Ob es zu Pheidippidis Zeiten wohl auch so heiss war? Wohl nicht, denn der Spartathlon 2012 wird als der heisseste in die Geschichte eingehen. Kilometer um Kilometer kletterte die Temperatur nach oben und näherte sich im Laufe des Tages gnadenlos der 40 Grad Marke – im Schatten! Trotz der Wärme schon in der Früh kam ich zunächst gut voran. Durch Athen wählte ich ein angemessenes Tempo. Es lief gut in den Beinen, nicht jedoch im Kopf. Schon vor dem Start merkte ich, dass meine Psyche an diesem Tag nicht recht bei der Sache war. Ein Lauf wie dieser ist jedoch von Anbeginn an eine Kopfsache und die persönliche Einstellung zum Lauf wird von Kilometer zu Kilometer bedeutungsvoller. Bereits nach knappen vier Stunden am Asphalt, entlang der wunderbaren Küstenstrasse, wollte ich den Wettkampf beenden, obwohl ich sehr gut im Rennen lag und die Checkpoints weit vor den vorgegebenen Zeitlimits passierte. Ich wusste, dass einige meiner Freunde hinter mir waren und entschied mich, auf sie zu warten. Gemeinsam liefen wir weiter, gemeinsam litten wir enorm unter der Hitze und gemeinsam war uns an diesem Tag auch, dass wir absolute Motivationsprobleme hatten. Nach sieben Stunden und bei einer Aussentemperatur von 37 Grad brachen wir das Rennen ab. Der Kopf spielte nicht mehr mit und weil dem so war, hielt sich die Enttäuschung über den Abbruch sogar in Grenzen. Wir sattelten auf einen Pick up um und ließen uns zum nächsten Checkpoint fahren, den nur noch 180 Läufer passierten. Der Spartathlon 2012 bzw. die Temperatur zollte ihren Tribut. Unser Spartathlon endete in einem wunderbaren Hotel, direkt am Meer. Dort erholten wir uns, bis zum Zieleinlauf jener 72 Athleten, die den Spartathlon 2012 beenden konnten.

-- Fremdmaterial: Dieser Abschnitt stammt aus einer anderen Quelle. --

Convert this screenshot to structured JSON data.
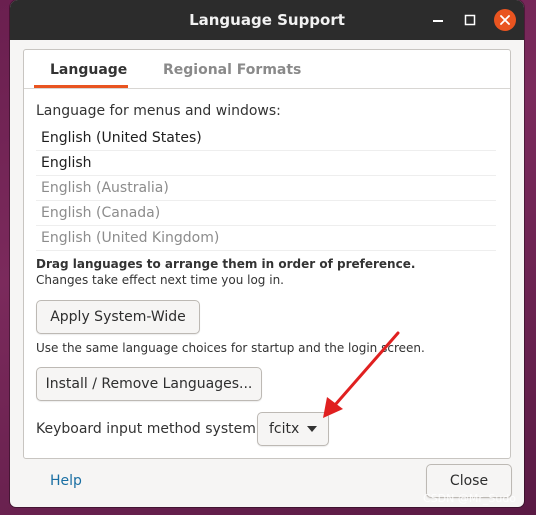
{
  "window": {
    "title": "Language Support"
  },
  "tabs": [
    {
      "label": "Language",
      "active": true
    },
    {
      "label": "Regional Formats",
      "active": false
    }
  ],
  "language": {
    "menus_label": "Language for menus and windows:",
    "languages": [
      {
        "label": "English (United States)",
        "state": "active"
      },
      {
        "label": "English",
        "state": "active"
      },
      {
        "label": "English (Australia)",
        "state": "inactive"
      },
      {
        "label": "English (Canada)",
        "state": "inactive"
      },
      {
        "label": "English (United Kingdom)",
        "state": "inactive"
      }
    ],
    "drag_hint": "Drag languages to arrange them in order of preference.",
    "changes_hint": "Changes take effect next time you log in.",
    "apply_button": "Apply System-Wide",
    "same_choices_text": "Use the same language choices for startup and the login screen.",
    "install_button": "Install / Remove Languages...",
    "keyboard_label": "Keyboard input method system:",
    "keyboard_value": "fcitx"
  },
  "footer": {
    "help": "Help",
    "close": "Close"
  },
  "watermark": "CSDN @Mr_Sudo",
  "colors": {
    "accent": "#e95420",
    "titlebar": "#2c2c2c",
    "link": "#1a6fa3",
    "annotation_arrow": "#e02020"
  },
  "icons": [
    "minimize-icon",
    "maximize-icon",
    "close-icon",
    "dropdown-arrow-icon"
  ]
}
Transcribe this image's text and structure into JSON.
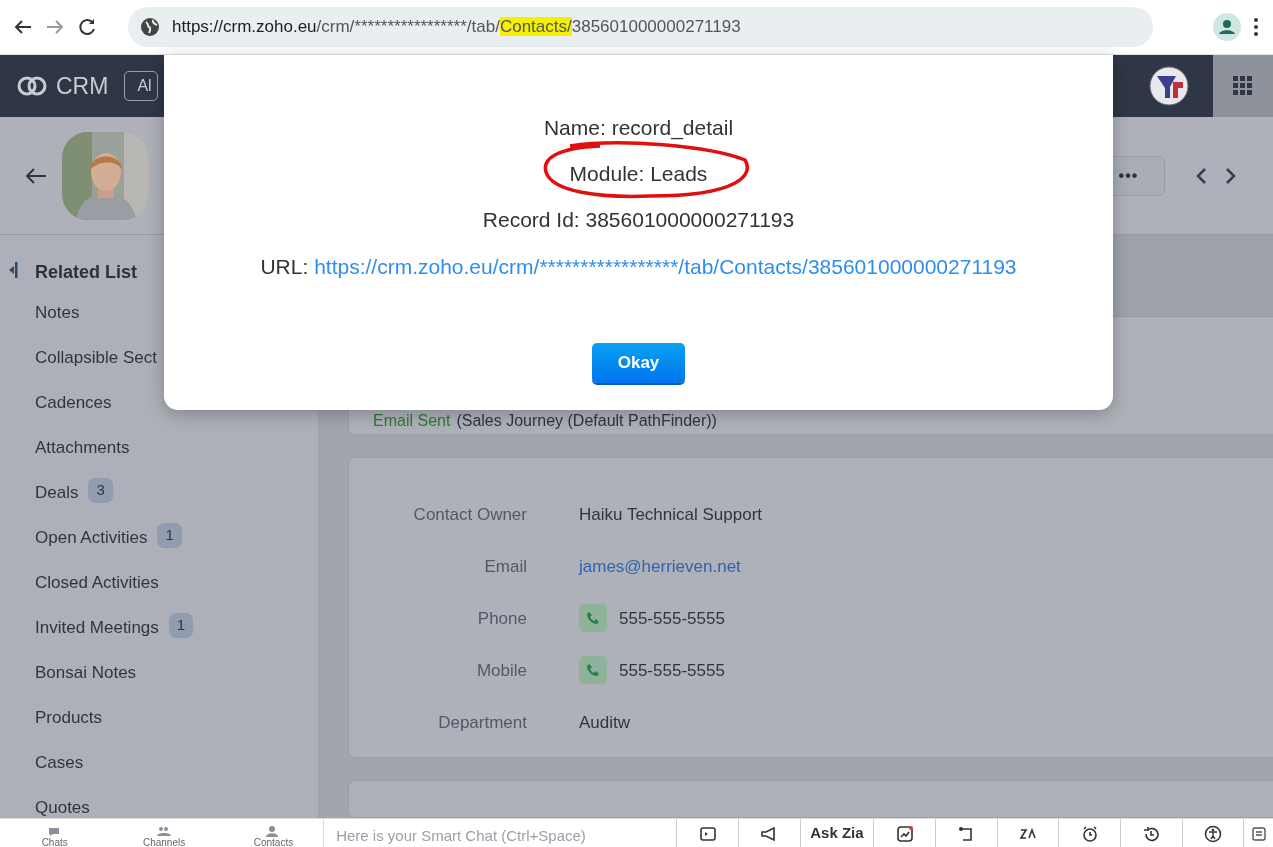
{
  "browser": {
    "url_parts": [
      {
        "text": "https://crm.zoho.eu",
        "highlighted": false
      },
      {
        "text": "/crm/*****************/tab/",
        "highlighted": false
      },
      {
        "text": "Contacts/",
        "highlighted": true
      },
      {
        "text": "385601000000271193",
        "highlighted": false
      }
    ]
  },
  "app_header": {
    "logo": "CRM",
    "button": "Al"
  },
  "record_header": {
    "more": "•••"
  },
  "sidebar": {
    "title": "Related List",
    "items": [
      {
        "label": "Notes"
      },
      {
        "label": "Collapsible Sect"
      },
      {
        "label": "Cadences"
      },
      {
        "label": "Attachments"
      },
      {
        "label": "Deals",
        "count": "3"
      },
      {
        "label": "Open Activities",
        "count": "1"
      },
      {
        "label": "Closed Activities"
      },
      {
        "label": "Invited Meetings",
        "count": "1"
      },
      {
        "label": "Bonsai Notes"
      },
      {
        "label": "Products"
      },
      {
        "label": "Cases"
      },
      {
        "label": "Quotes"
      }
    ]
  },
  "timeline": {
    "status": "Email Sent",
    "detail": "(Sales Journey (Default PathFinder))"
  },
  "details": [
    {
      "label": "Contact Owner",
      "value": "Haiku Technical Support",
      "kind": "text"
    },
    {
      "label": "Email",
      "value": "james@herrieven.net",
      "kind": "link"
    },
    {
      "label": "Phone",
      "value": "555-555-5555",
      "kind": "phone"
    },
    {
      "label": "Mobile",
      "value": "555-555-5555",
      "kind": "phone"
    },
    {
      "label": "Department",
      "value": "Auditw",
      "kind": "text"
    }
  ],
  "modal": {
    "lines": [
      {
        "text": "Name: record_detail",
        "circled": false
      },
      {
        "text": "Module: Leads",
        "circled": true
      },
      {
        "text": "Record Id: 385601000000271193",
        "circled": false
      }
    ],
    "url_label": "URL:",
    "url": "https://crm.zoho.eu/crm/*****************/tab/Contacts/385601000000271193",
    "button": "Okay"
  },
  "bottom_bar": {
    "tabs": [
      "Chats",
      "Channels",
      "Contacts"
    ],
    "chat_placeholder": "Here is your Smart Chat (Ctrl+Space)",
    "ask_zia": "Ask Zia"
  }
}
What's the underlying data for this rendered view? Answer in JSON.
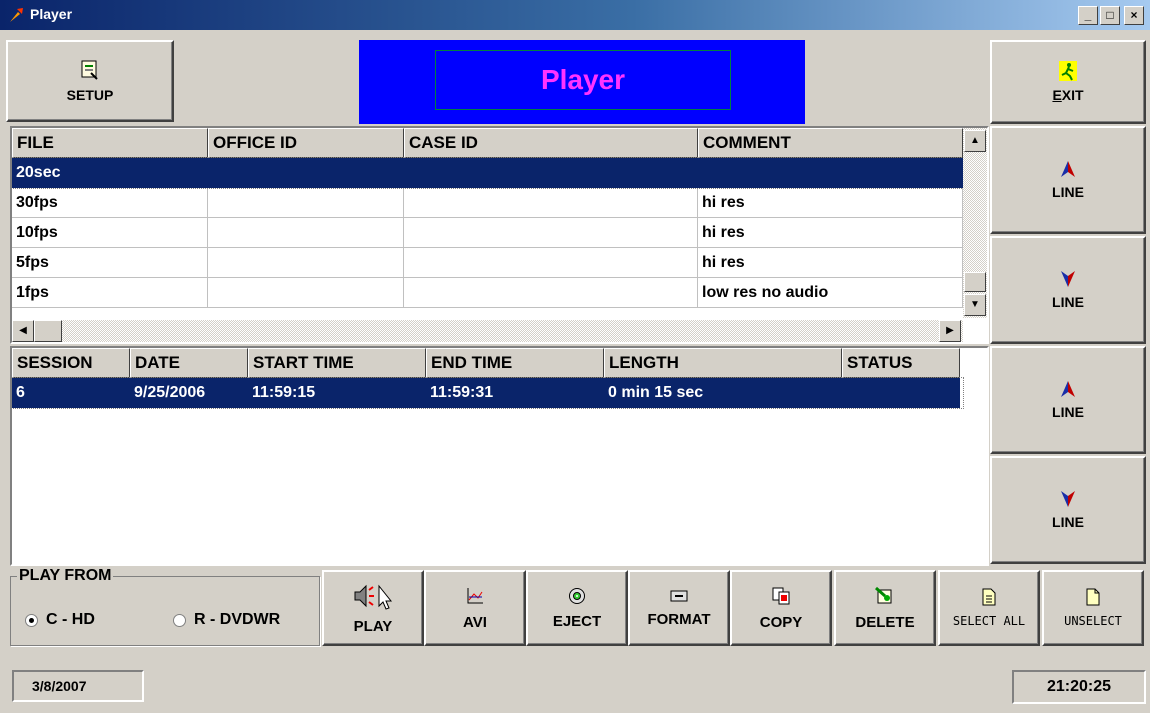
{
  "window": {
    "title": "Player",
    "min": "_",
    "max": "□",
    "close": "×"
  },
  "header": {
    "setup_label": "SETUP",
    "banner_title": "Player",
    "exit_label": "EXIT"
  },
  "file_table": {
    "columns": [
      "FILE",
      "OFFICE ID",
      "CASE ID",
      "COMMENT"
    ],
    "rows": [
      [
        "20sec",
        "",
        "",
        ""
      ],
      [
        "30fps",
        "",
        "",
        "hi res"
      ],
      [
        "10fps",
        "",
        "",
        "hi res"
      ],
      [
        "5fps",
        "",
        "",
        "hi res"
      ],
      [
        "1fps",
        "",
        "",
        "low res no audio"
      ]
    ],
    "selected_row": 0
  },
  "line_buttons": [
    {
      "label": "LINE",
      "direction": "up"
    },
    {
      "label": "LINE",
      "direction": "down"
    },
    {
      "label": "LINE",
      "direction": "up"
    },
    {
      "label": "LINE",
      "direction": "down"
    }
  ],
  "session_table": {
    "columns": [
      "SESSION",
      "DATE",
      "START TIME",
      "END TIME",
      "LENGTH",
      "STATUS"
    ],
    "rows": [
      [
        "6",
        "9/25/2006",
        "11:59:15",
        "11:59:31",
        "0 min 15 sec",
        ""
      ]
    ],
    "selected_row": 0
  },
  "play_from": {
    "legend": "PLAY FROM",
    "options": [
      {
        "label": "C - HD",
        "checked": true
      },
      {
        "label": "R - DVDWR",
        "checked": false
      }
    ]
  },
  "actions": {
    "play": "PLAY",
    "avi": "AVI",
    "eject": "EJECT",
    "format": "FORMAT",
    "copy": "COPY",
    "delete": "DELETE",
    "select_all": "SELECT ALL",
    "unselect": "UNSELECT"
  },
  "status": {
    "date": "3/8/2007",
    "time": "21:20:25"
  },
  "colors": {
    "selection": "#0a246a",
    "banner_bg": "#0000ff",
    "banner_text": "#ff33ff",
    "face": "#d4d0c8"
  }
}
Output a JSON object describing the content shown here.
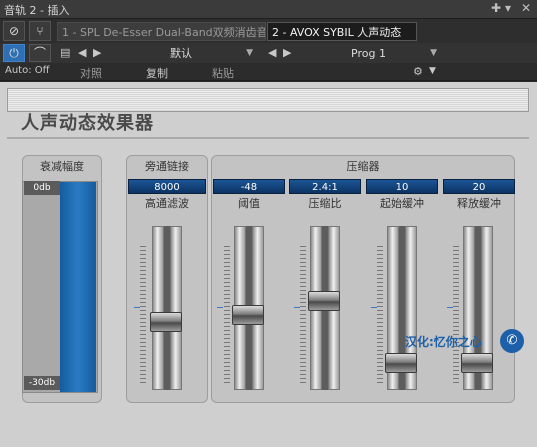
{
  "titlebar": {
    "title": "音轨 2 - 插入",
    "pin_icon": "pin-icon",
    "expand_icon": "expand-icon",
    "close_icon": "close-icon"
  },
  "tabs": [
    {
      "label": "1 - SPL De-Esser Dual-Band双频消齿音"
    },
    {
      "label": "2 - AVOX SYBIL 人声动态"
    }
  ],
  "toolbar": {
    "power_icon": "power-icon",
    "route_icon": "routing-icon",
    "auto_label": "Auto: Off",
    "preset_value": "默认",
    "program_value": "Prog 1",
    "compare_label": "对照",
    "copy_label": "复制",
    "paste_label": "粘贴"
  },
  "plugin": {
    "title": "人声动态效果器",
    "meter": {
      "title": "衰减幅度",
      "top_label": "0db",
      "bottom_label": "-30db"
    },
    "sidechain": {
      "title": "旁通链接",
      "value": "8000",
      "label": "高通滤波",
      "knob_level": 0.4
    },
    "compressor": {
      "title": "压缩器",
      "controls": [
        {
          "value": "-48",
          "label": "阈值",
          "knob_level": 0.45
        },
        {
          "value": "2.4:1",
          "label": "压缩比",
          "knob_level": 0.55
        },
        {
          "value": "10",
          "label": "起始缓冲",
          "knob_level": 0.12
        },
        {
          "value": "20",
          "label": "释放缓冲",
          "knob_level": 0.12
        }
      ]
    },
    "credit": "汉化:忆你之心",
    "colors": {
      "accent": "#1d5fa8",
      "value_box": "#1c5596"
    }
  }
}
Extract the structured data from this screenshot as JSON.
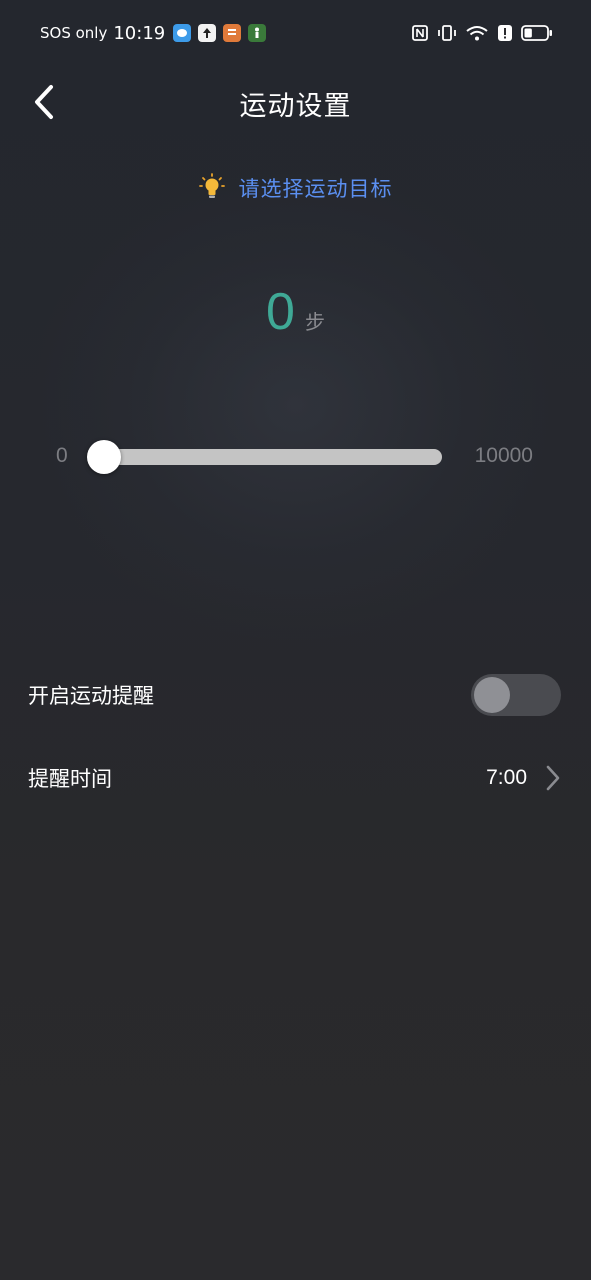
{
  "status_bar": {
    "carrier": "SOS only",
    "time": "10:19",
    "notifications": [
      {
        "icon": "chat-app-icon",
        "color": "#3d9be9"
      },
      {
        "icon": "upload-app-icon",
        "color": "#f2f2f2"
      },
      {
        "icon": "news-app-icon",
        "color": "#e07a3a"
      },
      {
        "icon": "runner-app-icon",
        "color": "#3a7a3a"
      }
    ],
    "indicators": [
      "nfc-icon",
      "vibrate-icon",
      "wifi-icon",
      "alert-icon",
      "battery-icon"
    ],
    "battery_level": 0.35
  },
  "header": {
    "back_icon": "back-arrow-icon",
    "title": "运动设置"
  },
  "hint": {
    "icon": "lightbulb-icon",
    "text": "请选择运动目标"
  },
  "goal": {
    "value": "0",
    "unit": "步"
  },
  "slider": {
    "min_label": "0",
    "max_label": "10000",
    "min": 0,
    "max": 10000,
    "value": 0
  },
  "settings": {
    "reminder": {
      "label": "开启运动提醒",
      "enabled": false
    },
    "reminder_time": {
      "label": "提醒时间",
      "value": "7:00",
      "icon": "chevron-right-icon"
    }
  },
  "colors": {
    "accent_teal": "#3fa996",
    "hint_blue": "#5b8ff0",
    "background": "#2a2a2d"
  }
}
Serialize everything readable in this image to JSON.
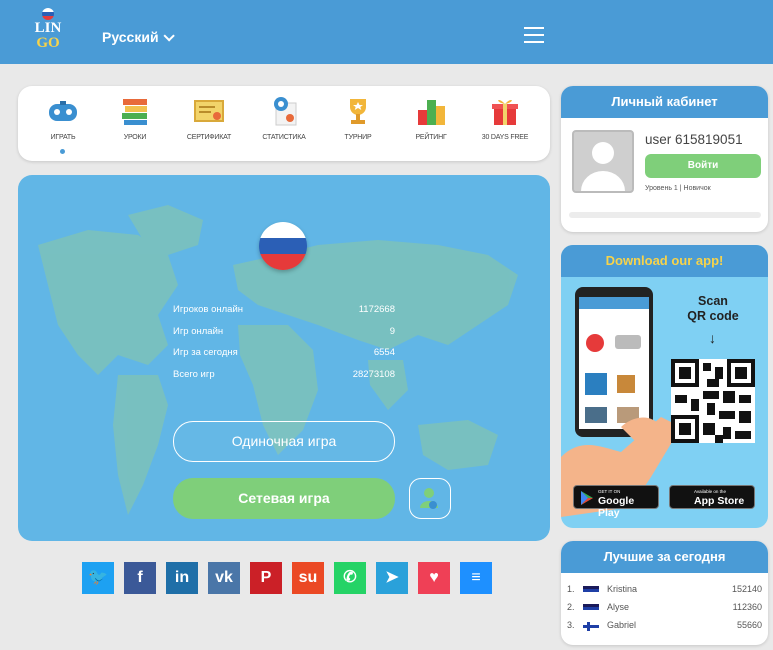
{
  "header": {
    "logo_line1": "LIN",
    "logo_line2": "GO",
    "language": "Русский"
  },
  "menu": {
    "items": [
      {
        "label": "ИГРАТЬ",
        "icon": "gamepad-icon"
      },
      {
        "label": "УРОКИ",
        "icon": "books-icon"
      },
      {
        "label": "СЕРТИФИКАТ",
        "icon": "certificate-icon"
      },
      {
        "label": "СТАТИСТИКА",
        "icon": "statistics-icon"
      },
      {
        "label": "ТУРНИР",
        "icon": "trophy-icon"
      },
      {
        "label": "РЕЙТИНГ",
        "icon": "podium-icon"
      },
      {
        "label": "30 DAYS FREE",
        "icon": "gift-icon"
      }
    ]
  },
  "stats": [
    {
      "label": "Игроков онлайн",
      "value": "1172668"
    },
    {
      "label": "Игр онлайн",
      "value": "9"
    },
    {
      "label": "Игр за сегодня",
      "value": "6554"
    },
    {
      "label": "Всего игр",
      "value": "28273108"
    }
  ],
  "buttons": {
    "single": "Одиночная игра",
    "network": "Сетевая игра"
  },
  "social": [
    {
      "icon": "twitter-icon",
      "glyph": "🐦",
      "color": "#1da1f2"
    },
    {
      "icon": "facebook-icon",
      "glyph": "f",
      "color": "#3b5998"
    },
    {
      "icon": "linkedin-icon",
      "glyph": "in",
      "color": "#1f6fa8"
    },
    {
      "icon": "vk-icon",
      "glyph": "vk",
      "color": "#4a76a8"
    },
    {
      "icon": "pinterest-icon",
      "glyph": "P",
      "color": "#cb2027"
    },
    {
      "icon": "stumbleupon-icon",
      "glyph": "su",
      "color": "#eb4924"
    },
    {
      "icon": "whatsapp-icon",
      "glyph": "✆",
      "color": "#25d366"
    },
    {
      "icon": "telegram-icon",
      "glyph": "➤",
      "color": "#2aa1da"
    },
    {
      "icon": "pocket-icon",
      "glyph": "♥",
      "color": "#ef4056"
    },
    {
      "icon": "message-icon",
      "glyph": "≡",
      "color": "#1e90ff"
    }
  ],
  "account": {
    "title": "Личный кабинет",
    "username": "user 615819051",
    "login": "Войти",
    "level": "Уровень 1 | Новичок"
  },
  "app": {
    "title": "Download our app!",
    "scan_line1": "Scan",
    "scan_line2": "QR code",
    "google_small": "GET IT ON",
    "google_big": "Google Play",
    "apple_small": "Available on the",
    "apple_big": "App Store"
  },
  "leaders": {
    "title": "Лучшие за сегодня",
    "rows": [
      {
        "rank": "1.",
        "name": "Kristina",
        "score": "152140"
      },
      {
        "rank": "2.",
        "name": "Alyse",
        "score": "112360"
      },
      {
        "rank": "3.",
        "name": "Gabriel",
        "score": "55660"
      }
    ]
  }
}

Natürlich waren wir vor Ort in Sparta und feuerten die tapferen Läufer an, die trotz der widrigen Umstände ins Ziel kamen, unter ihnen Markus Thallmann, der als gesamt Dritter finishte. Dass die Griechen stolz auf ihren Spartathlon sind, zeigte sich deutlich bei den Siegerehrungen. Alle wurden gewürdigt, egal ob im Ziel oder vorzeitig ausgeschieden, alle feierten mit, alle genossen die Stimmung rund um die Siegerehrung, die wahrlich zelebriert wurde. Auch Österreichs Botschafterin in Griechenland nahm an der Schlussveranstaltung teil und sie lud uns ein, im nächsten Jahr wieder zu kommen. Ein verlockendes Angebot und ich weiss nicht, ob ich dem widerstehen kann.

 

Spartathlon – die Zweite?

 

 

Natürlich ist ein abgebrochener Lauf immer etwas, was ein wenig im Magen liegt. In dem Sinne, dass ein Werk unvollendet bleibt. Natürlich bin ich stolz, die Qualifikation zum Spartathlon 2012 geschafft zu haben und am Start gewesen zu sein. Natürlich wäre es aber auch schön, durch den fahnen- und statuengeschmückten, von Menschen gesäumten Zielkanal in Sparta zu rennen. Ich werde nachdenken und in mich gehen, ob ich das Abenteuer Spartathlon 2013 angehen werde. Bis März 2013 habe ich Zeit mit meiner Entscheidung und dann werde ich wissen, ob ich es nochmals mit Pheidippidis aufnehme und mich auf den Weg von Athen nach Sparta mache – auch wenn ich keine wie immer tragende Botschaft kundzutun habe so wie damals der erste Spartathlon-Finisher unter uns.